There is no doubt that the greatest form of intergenerational wealth is education in the broadest sense. That is why some of the wealthiest parents (or grandparents) are willing to pay R100,000s per child for a year of top schooling. And the role of caregivers in nurturing the child cannot be over-stressed.
Sadly, while the writer imposes HIS ideological views on abortion (which is legal in this country and prevents 22% of children (his statistics) being born to raped mothers or other unwanting homes, adding to the problem.
He also skips the other, real pre-birth challenges a child faces. Apart from foetal alcohol and other pregnancy hazards, many birth defects can be avoided by pre-natal, even pre-conception (e.g. spinal bifida) care.
Sadly, after pre 1994 Apartheid and post 1994 Corruptheid, there are many children with dysfunctional homes. While good schooling cannot fully compensate, it can ameliorate the child's growing conditions and offer some relief.
Calls like Mr Dhlamini's are likely to fall on deaf ears; fixing education *is* something society can undertake.

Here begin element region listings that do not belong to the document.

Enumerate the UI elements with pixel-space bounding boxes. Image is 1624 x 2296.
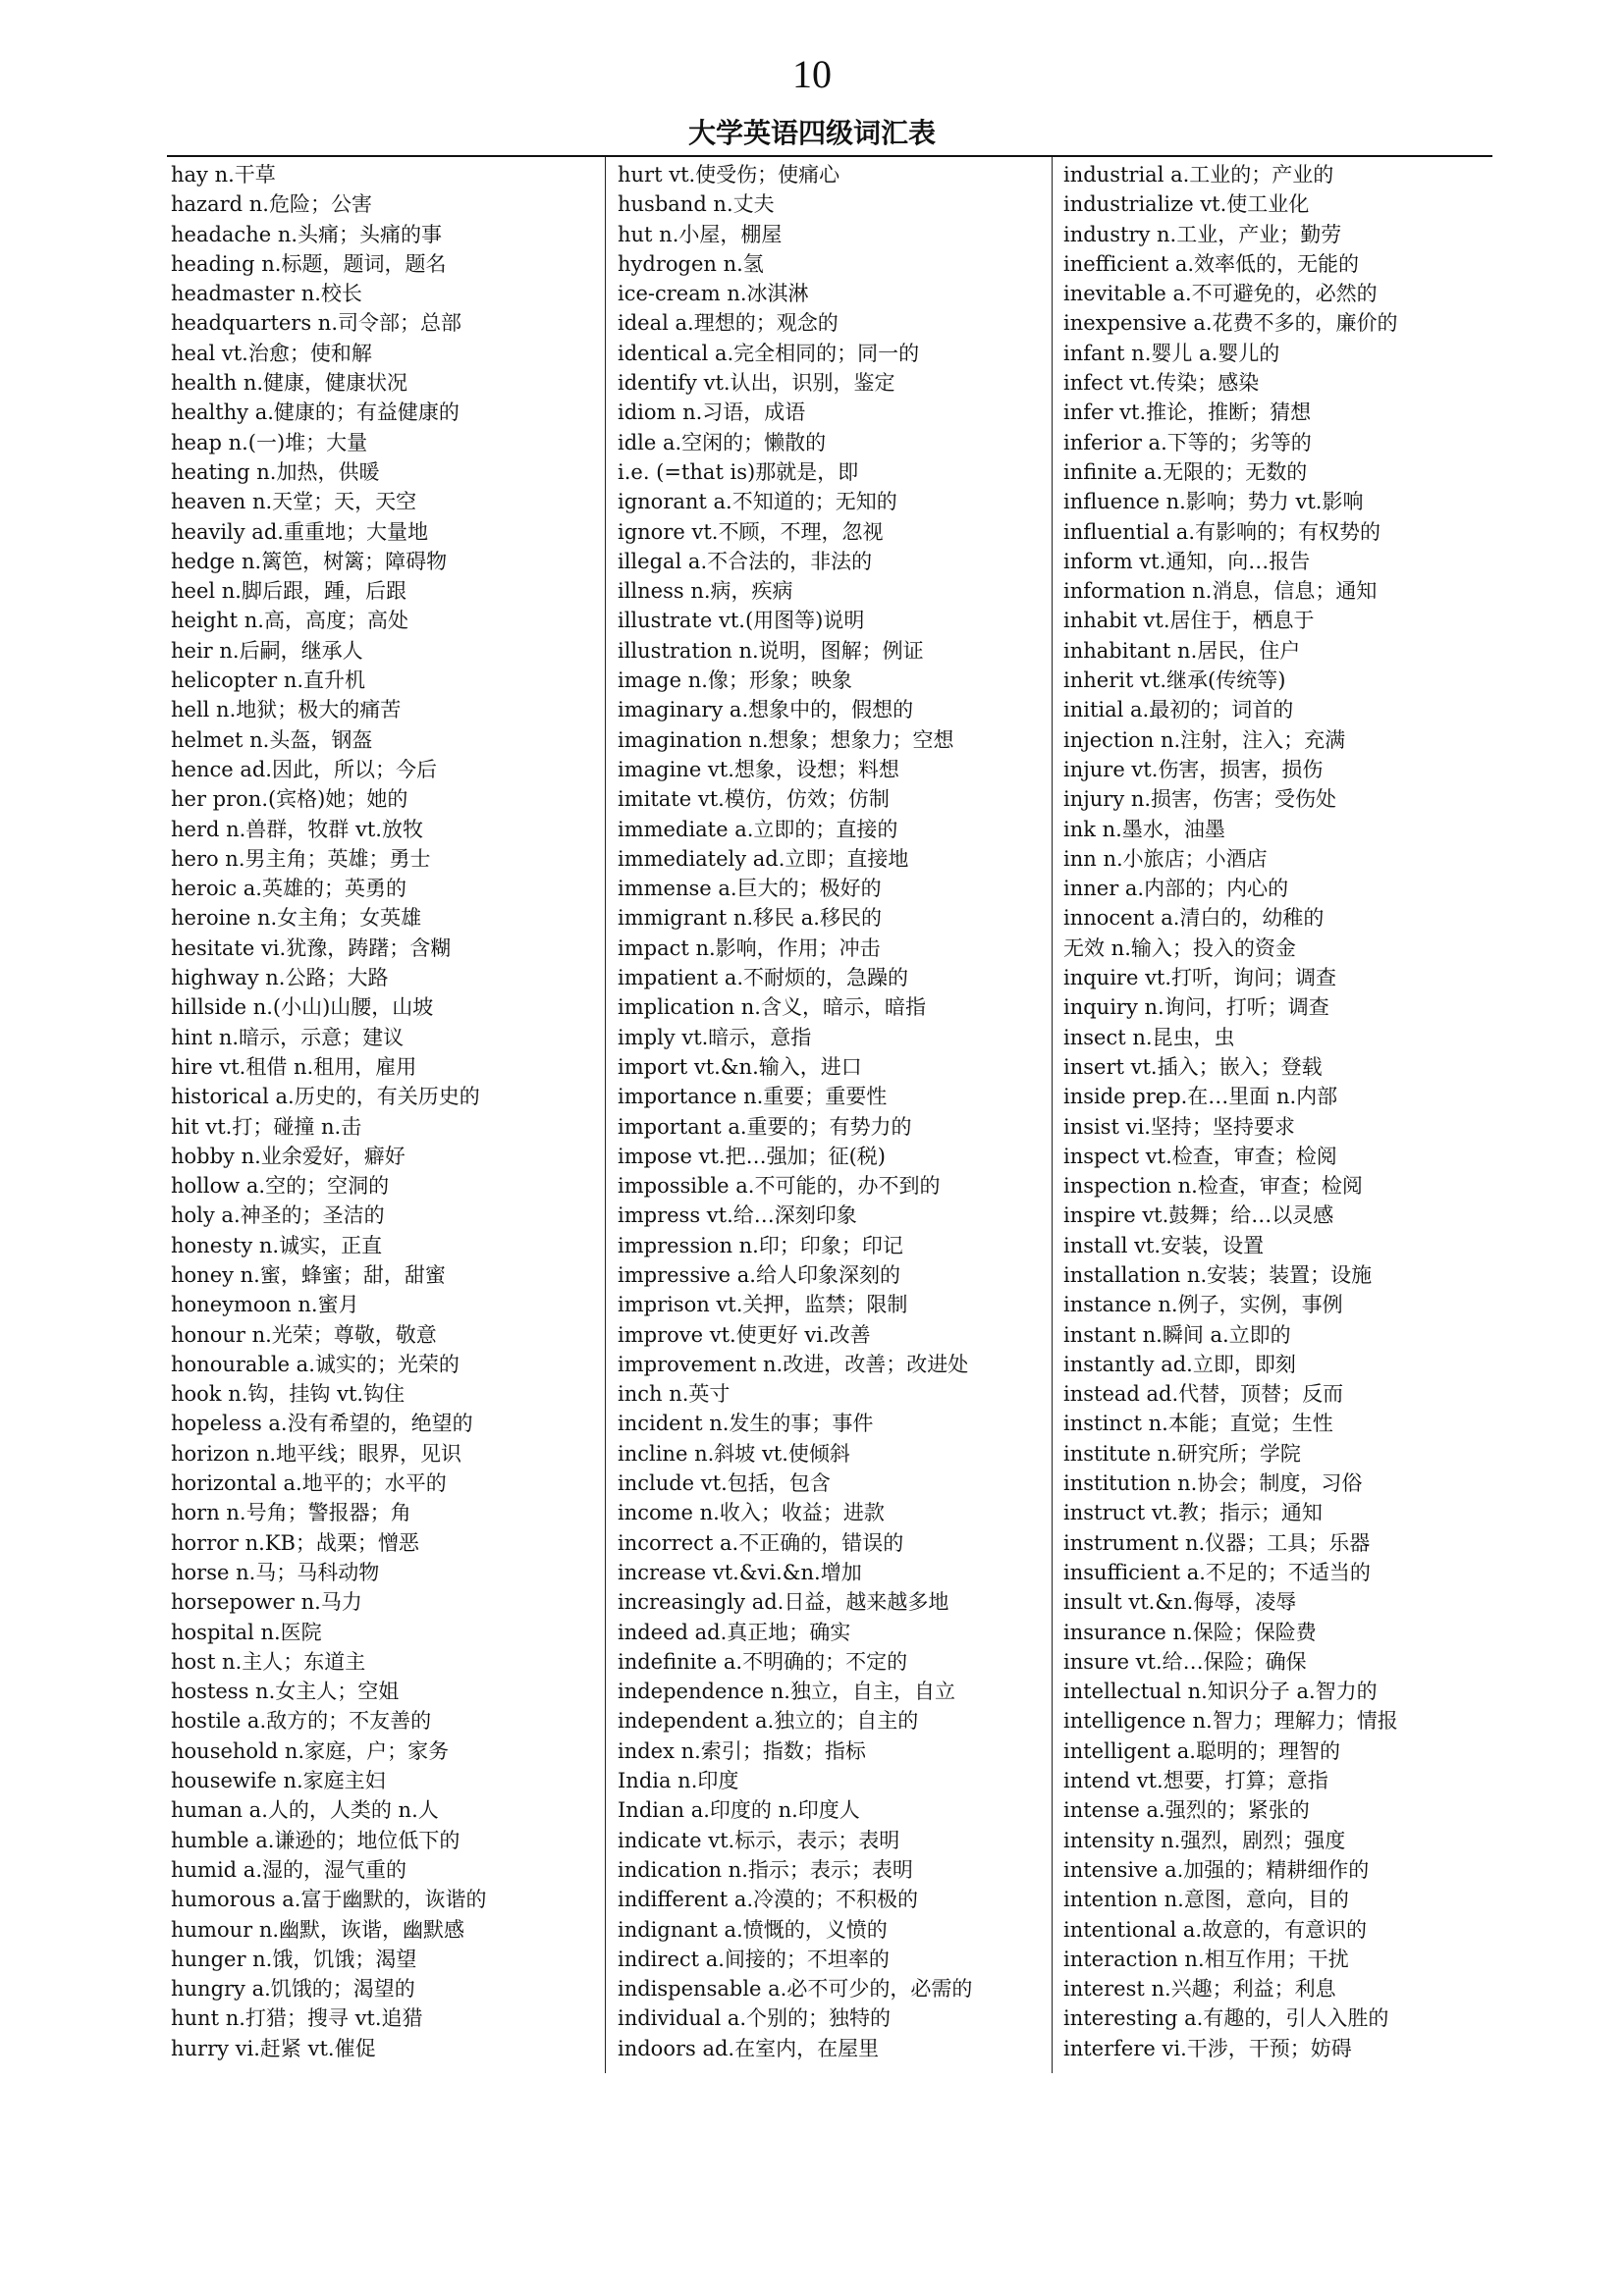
vocab-entry: impressive a.给人印象深刻的 [618,1262,900,1287]
vocab-entry: holy a.神圣的；圣洁的 [171,1203,385,1228]
vocab-entry: insect n.昆虫，虫 [1063,1025,1235,1049]
vocab-entry: heavily ad.重重地；大量地 [171,519,428,544]
vocab-entry: injure vt.伤害，损害，损伤 [1063,757,1324,781]
vocab-entry: hungry a.饥饿的；渴望的 [171,1977,415,2002]
vocab-entry: intentional a.故意的，有意识的 [1063,1917,1368,1942]
vocab-entry: indispensable a.必不可少的，必需的 [618,1977,973,2002]
vocab-entry: herd n.兽群，牧群 vt.放牧 [171,817,423,841]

Thank you for this, the other pre-birth challenges I did not touch on are the ones I am not familiar with. That does not mean they are not important, I simply wrote about the challenges I am most familiar with.
I have to disagree with you on abortion, as anyone who reads the rational standard regularly like I do knows, legality is no indication of morality. Abortion is murder, this is a fact by any objective definition of murder. Of course sometimes they'll be a devastating choice between a mother's life and that of the baby, in such cases the mother is best placed to decide or her family if she is unable to decide, but note, only the protection of life can make the ending of another life acceptable (same principle applies to self-defence).
I have read the argument from the book freakonomics on how abortion lowered crime rates, my response is that we can take crime to 0% by killing every human. We just cannot take such an instrumentalist approach to human beings, we believe in the right to life of every human being not because every human life leads to good outcomes, but because it is human.
The law must have a non-arbitrary standard for the beginning of human life, we cannot rely on scientific theories which may be overturned tomorrow. The only non-arbitrary standard for the beginning of human life is at conception. If scientists "discover" that we only become humans 6 months after birth, would we legalise the murder of babies under 6 months when raising them is inconvenient?
We cannot be a society that does not respect human life and expect human life to have good outcomes in our society, human beings just don't work like that. If our laws signal that human life is not important, then people will act accordingly.
Yes, education is important but like I said in the article, it is not a cure-all, there are still large differences in outcomes between children in the same class, between those who come from loving homes and were raised by two parents, and those who did not have this.